Si à la faveur de la recodification des dispositions réglementaires spécifiques ont été adoptées, elles sont restées lettre-morte puisque les guichets uniques et les SPADA continuent d’exiger la nomination préalable d’un administrateur ad hoc pour que la demande soit présentée puis enregistrée. Les conseils départementaux, pourtant chargés de l’accueil, ne tiennent pas compte du statut de demandeur d’asile pendant l’évaluation. Résultat la majeure partie des mineurs non accompagnés est réticente à demander asile car cela retarde leur prise en charge. A l’OFPRA, malgré les dispositions claires de la loi, les administrateurs ad-hoc ne sont pas toujours présents lors des entretiens.
ACTION N° 10 : renforcer la prise en charge des réfugiés réinstallés
Le plan prévoyait des mesures d’évaluation de la situation médicale individuelle des réfugiés à réinstaller en amont de leur arrivée en France et des démarches pour accélérer l’accès aux droits à la santé et permettre un premier bilan médical. l’instruction du 23 mai 2023 puis celle du 26 août 2025 rappellent cet objectif.

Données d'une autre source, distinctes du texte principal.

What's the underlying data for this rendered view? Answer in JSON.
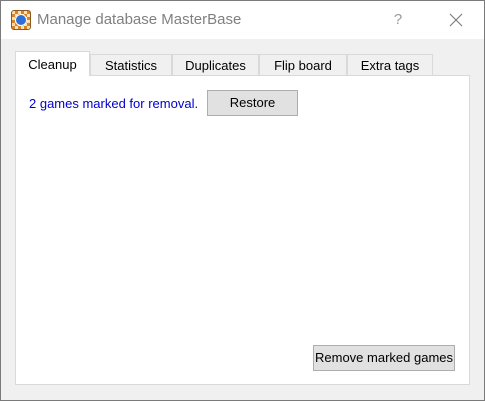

Le pacte européen pour l’immigration et asile est constituée d’une série de règlements et d’une directive relative à l’accueil des demandeurs d’asile qui ont été publiées le 24 mai 2024 au journal officiel de l’UE, sont entrés pour la plupart en vigueur mais ne sont applicables qu’à compter de juin-juillet 2026. Élargissant la possibilité de rétention des demandeurs d’asile aux frontières (notamment lors de la procédure de filtrage et d’examen des demandes d’asile à la frontière), l’évaluation de la vulnérabiité sera déterminante pour savoir si la personne reste enfermée ou assignée à résidence ou si elle bénéficie du statut de demandeur d’asile sur le territoire.

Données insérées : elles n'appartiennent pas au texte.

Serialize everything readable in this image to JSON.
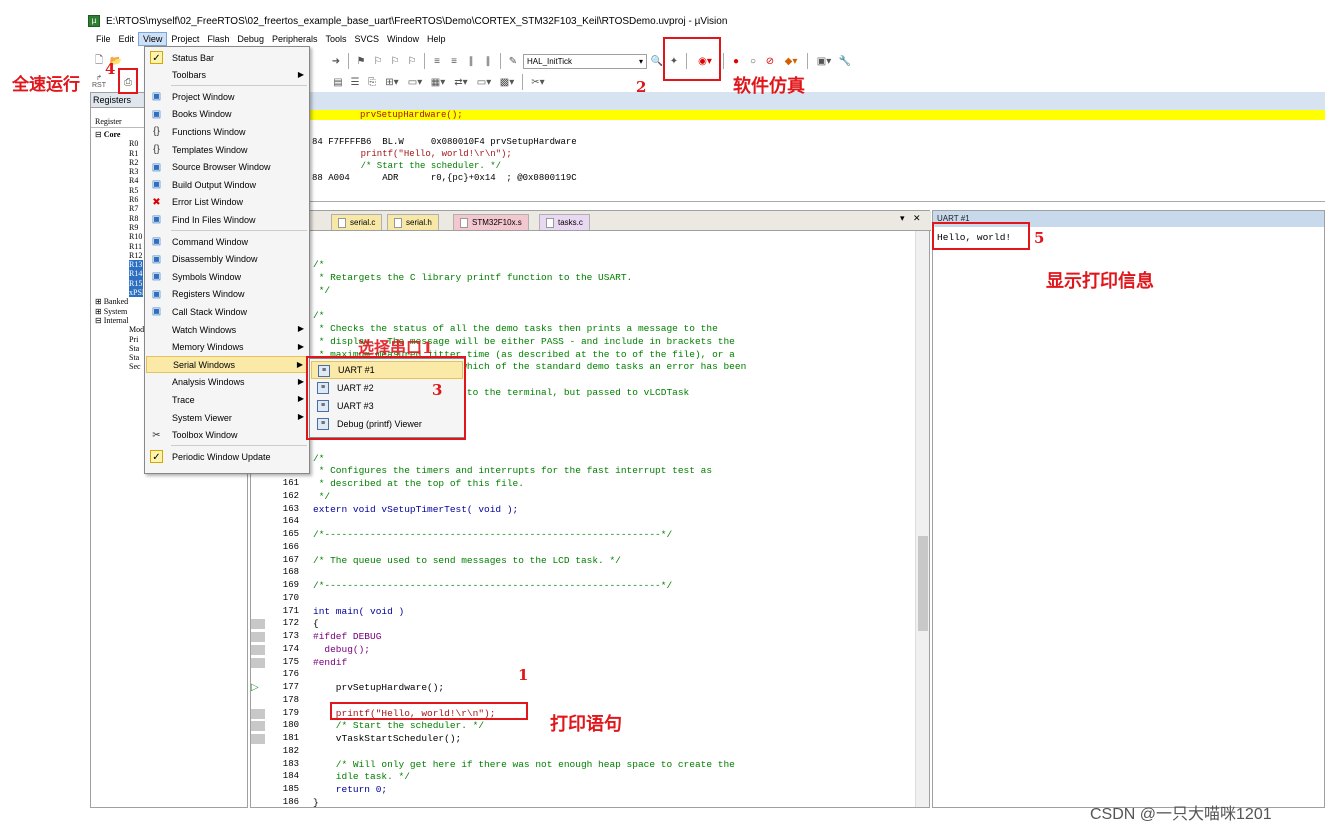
{
  "window": {
    "title": "E:\\RTOS\\myself\\02_FreeRTOS\\02_freertos_example_base_uart\\FreeRTOS\\Demo\\CORTEX_STM32F103_Keil\\RTOSDemo.uvproj - µVision"
  },
  "menubar": [
    "File",
    "Edit",
    "View",
    "Project",
    "Flash",
    "Debug",
    "Peripherals",
    "Tools",
    "SVCS",
    "Window",
    "Help"
  ],
  "toolbar": {
    "combo_function": "HAL_InitTick",
    "rst_label": "RST"
  },
  "registers": {
    "panel_title": "Registers",
    "column_header": "Register",
    "group_core": "Core",
    "items": [
      "R0",
      "R1",
      "R2",
      "R3",
      "R4",
      "R5",
      "R6",
      "R7",
      "R8",
      "R9",
      "R10",
      "R11",
      "R12",
      "R13",
      "R14",
      "R15",
      "xPSR"
    ],
    "other_groups": [
      "Banked",
      "System",
      "Internal"
    ],
    "internal_items": [
      "Mod",
      "Pri",
      "Sta",
      "Sta",
      "Sec"
    ]
  },
  "disassembly": {
    "highlighted": "prvSetupHardware();",
    "lines": [
      "84 F7FFFFB6  BL.W     0x080010F4 prvSetupHardware",
      "         printf(\"Hello, world!\\r\\n\");",
      "         /* Start the scheduler. */",
      "88 A004      ADR      r0,{pc}+0x14  ; @0x0800119C"
    ]
  },
  "editor_tabs": [
    "serial.c",
    "serial.h",
    "STM32F10x.s",
    "tasks.c"
  ],
  "code_top": [
    {
      "t": "/*",
      "c": "cm"
    },
    {
      "t": " * Retargets the C library printf function to the USART.",
      "c": "cm"
    },
    {
      "t": " */",
      "c": "cm"
    },
    {
      "t": "",
      "c": ""
    },
    {
      "t": "/*",
      "c": "cm"
    },
    {
      "t": " * Checks the status of all the demo tasks then prints a message to the",
      "c": "cm"
    },
    {
      "t": " * display.  The message will be either PASS - and include in brackets the",
      "c": "cm"
    },
    {
      "t": " * maximum measured jitter time (as described at the to of the file), or a",
      "c": "cm"
    },
    {
      "t": " * message that describes which of the standard demo tasks an error has been",
      "c": "cm"
    },
    {
      "t": "",
      "c": ""
    },
    {
      "t": " * is not written directly to the terminal, but passed to vLCDTask",
      "c": "cm"
    }
  ],
  "code_lines": [
    {
      "n": "",
      "t": "/*",
      "c": "cm"
    },
    {
      "n": "",
      "t": " * Configures the timers and interrupts for the fast interrupt test as",
      "c": "cm"
    },
    {
      "n": "161",
      "t": " * described at the top of this file.",
      "c": "cm"
    },
    {
      "n": "162",
      "t": " */",
      "c": "cm"
    },
    {
      "n": "163",
      "t": "extern void vSetupTimerTest( void );",
      "c": ""
    },
    {
      "n": "164",
      "t": "",
      "c": ""
    },
    {
      "n": "165",
      "t": "/*-----------------------------------------------------------*/",
      "c": "cm"
    },
    {
      "n": "166",
      "t": "",
      "c": ""
    },
    {
      "n": "167",
      "t": "/* The queue used to send messages to the LCD task. */",
      "c": "cm"
    },
    {
      "n": "168",
      "t": "",
      "c": ""
    },
    {
      "n": "169",
      "t": "/*-----------------------------------------------------------*/",
      "c": "cm"
    },
    {
      "n": "170",
      "t": "",
      "c": ""
    },
    {
      "n": "171",
      "t": "int main( void )",
      "c": ""
    },
    {
      "n": "172",
      "t": "{",
      "c": ""
    },
    {
      "n": "173",
      "t": "#ifdef DEBUG",
      "c": ""
    },
    {
      "n": "174",
      "t": "  debug();",
      "c": ""
    },
    {
      "n": "175",
      "t": "#endif",
      "c": ""
    },
    {
      "n": "176",
      "t": "",
      "c": ""
    },
    {
      "n": "177",
      "t": "    prvSetupHardware();",
      "c": ""
    },
    {
      "n": "178",
      "t": "",
      "c": ""
    },
    {
      "n": "179",
      "t": "    printf(\"Hello, world!\\r\\n\");",
      "c": ""
    },
    {
      "n": "180",
      "t": "    /* Start the scheduler. */",
      "c": "cm"
    },
    {
      "n": "181",
      "t": "    vTaskStartScheduler();",
      "c": ""
    },
    {
      "n": "182",
      "t": "",
      "c": ""
    },
    {
      "n": "183",
      "t": "    /* Will only get here if there was not enough heap space to create the",
      "c": "cm"
    },
    {
      "n": "184",
      "t": "    idle task. */",
      "c": "cm"
    },
    {
      "n": "185",
      "t": "    return 0;",
      "c": ""
    },
    {
      "n": "186",
      "t": "}",
      "c": ""
    }
  ],
  "view_menu": [
    {
      "label": "Status Bar",
      "icon": "check-icon",
      "arrow": false
    },
    {
      "label": "Toolbars",
      "icon": "",
      "arrow": true
    },
    {
      "label": "Project Window",
      "icon": "project-window-icon",
      "arrow": false
    },
    {
      "label": "Books Window",
      "icon": "books-icon",
      "arrow": false
    },
    {
      "label": "Functions Window",
      "icon": "functions-icon",
      "arrow": false
    },
    {
      "label": "Templates Window",
      "icon": "templates-icon",
      "arrow": false
    },
    {
      "label": "Source Browser Window",
      "icon": "source-browser-icon",
      "arrow": false
    },
    {
      "label": "Build Output Window",
      "icon": "build-output-icon",
      "arrow": false
    },
    {
      "label": "Error List Window",
      "icon": "error-list-icon",
      "arrow": false
    },
    {
      "label": "Find In Files Window",
      "icon": "find-in-files-icon",
      "arrow": false
    },
    {
      "label": "Command Window",
      "icon": "command-window-icon",
      "arrow": false
    },
    {
      "label": "Disassembly Window",
      "icon": "disassembly-icon",
      "arrow": false
    },
    {
      "label": "Symbols Window",
      "icon": "symbols-icon",
      "arrow": false
    },
    {
      "label": "Registers Window",
      "icon": "registers-icon",
      "arrow": false
    },
    {
      "label": "Call Stack Window",
      "icon": "call-stack-icon",
      "arrow": false
    },
    {
      "label": "Watch Windows",
      "icon": "",
      "arrow": true
    },
    {
      "label": "Memory Windows",
      "icon": "",
      "arrow": true
    },
    {
      "label": "Serial Windows",
      "icon": "",
      "arrow": true
    },
    {
      "label": "Analysis Windows",
      "icon": "",
      "arrow": true
    },
    {
      "label": "Trace",
      "icon": "",
      "arrow": true
    },
    {
      "label": "System Viewer",
      "icon": "",
      "arrow": true
    },
    {
      "label": "Toolbox Window",
      "icon": "toolbox-icon",
      "arrow": false
    },
    {
      "label": "Periodic Window Update",
      "icon": "check-icon",
      "arrow": false
    }
  ],
  "serial_submenu": [
    "UART #1",
    "UART #2",
    "UART #3",
    "Debug (printf) Viewer"
  ],
  "uart_panel": {
    "title": "UART #1",
    "output": "Hello, world!"
  },
  "annotations": {
    "full_speed_run": "全速运行",
    "software_sim": "软件仿真",
    "select": "选择串口1",
    "show_print": "显示打印信息",
    "print_stmt": "打印语句",
    "n1": "1",
    "n2": "2",
    "n3": "3",
    "n4": "4",
    "n5": "5"
  },
  "watermark": "CSDN @一只大喵咪1201",
  "colors": {
    "annotation_red": "#e0161b",
    "highlight_yellow": "#ffff00",
    "menu_highlight": "#fbe9a8"
  }
}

Pour la Cimade, le bilan en la matière de l’Office français d’immigration et d’intégration est pour le moins mitigé et pourtant, une proposition de loi prévoyant que l’OFII assure les missions aujourd’hui dévolues aux associations dans les zones d’attente et les centres de rétention (y compris pour l’aide à l’introduction de demandes d’asile) a été adoptée au Sénat.
Parce que l’évaluation des personnes vulnérables par l’OFPRA est plus fine et qu’il n’existe pas de vulnérabilité extrinsèque ou intrinsèque, il serait mieux que cela soit l’office de protection des réfugiés et apatrides qui assure cette mission. La création de pôles territoriaux France asile pourrait permettre une implantation régionale ou zonale de l’office et ainsi intervenir dès la présentation de la demande, en coopération avec les structures de premier accueil.

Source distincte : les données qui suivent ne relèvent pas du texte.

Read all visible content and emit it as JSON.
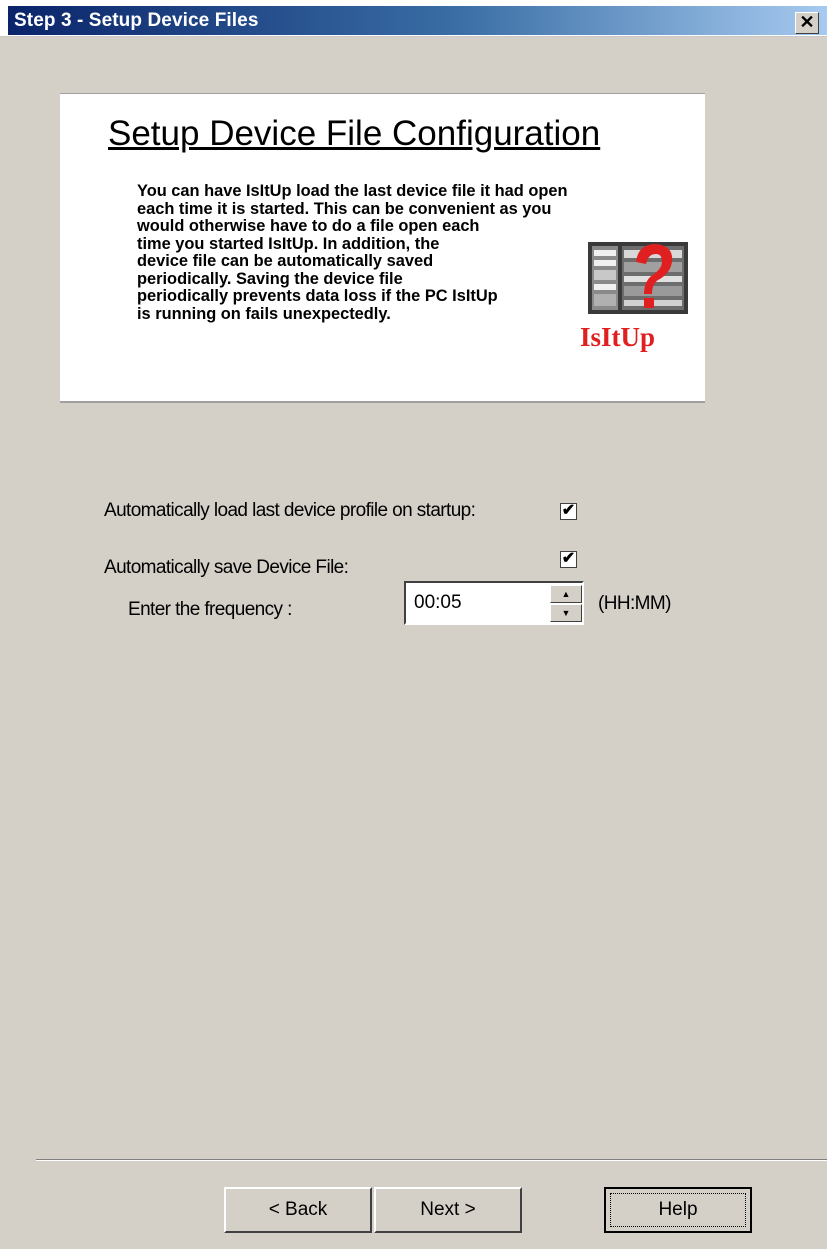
{
  "window": {
    "title": "Step 3 - Setup Device Files",
    "close_glyph": "✕"
  },
  "intro": {
    "heading": "Setup Device File Configuration",
    "lines": [
      "You can have IsItUp load the last device file it had open",
      "each time it is started.  This can be convenient as you",
      "would otherwise have to do a file open each",
      "time you started IsItUp.  In addition, the",
      "device file can be automatically saved",
      "periodically.  Saving the device file",
      "periodically prevents data loss if the PC IsItUp",
      "is running on fails unexpectedly."
    ],
    "logo_text": "IsItUp",
    "logo_icon": "server-rack-question-icon"
  },
  "options": {
    "auto_load_label": "Automatically load last device profile on startup:",
    "auto_load_checked": true,
    "auto_save_label": "Automatically save Device File:",
    "auto_save_checked": true,
    "frequency_label": "Enter the frequency :",
    "frequency_value": "00:05",
    "frequency_unit": "(HH:MM)",
    "check_glyph": "✔",
    "spin_up_glyph": "▲",
    "spin_down_glyph": "▼"
  },
  "buttons": {
    "back": "< Back",
    "next": "Next >",
    "help": "Help"
  },
  "colors": {
    "titlebar_start": "#0a246a",
    "titlebar_end": "#a6caf0",
    "dialog_bg": "#d4d0c8",
    "logo_red": "#e02020"
  }
}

Parce que les textes européens, parle d’une seule autorité de détermination, cela serait également un moyen de confier à l’OFPRA l’ensemble des missions des autres administrations, en créant ainsi un véritable guichet unique des demandeurs d’asile avec les garanties d’indépendance vis à vis du ministre de tutelle, que n’ont pas les préfectures et l’OFII.
Un dialogue plus constructif pourrait ainsi se créer entre l’office et les structures d’accueil, d’hébergement ou les associations accompagnant les demandeurs d’asile et la vulnérabilité ne serait plus un critère de sélection mais un levier pour améliorer les conditions d’accueil des personnes demandant asile.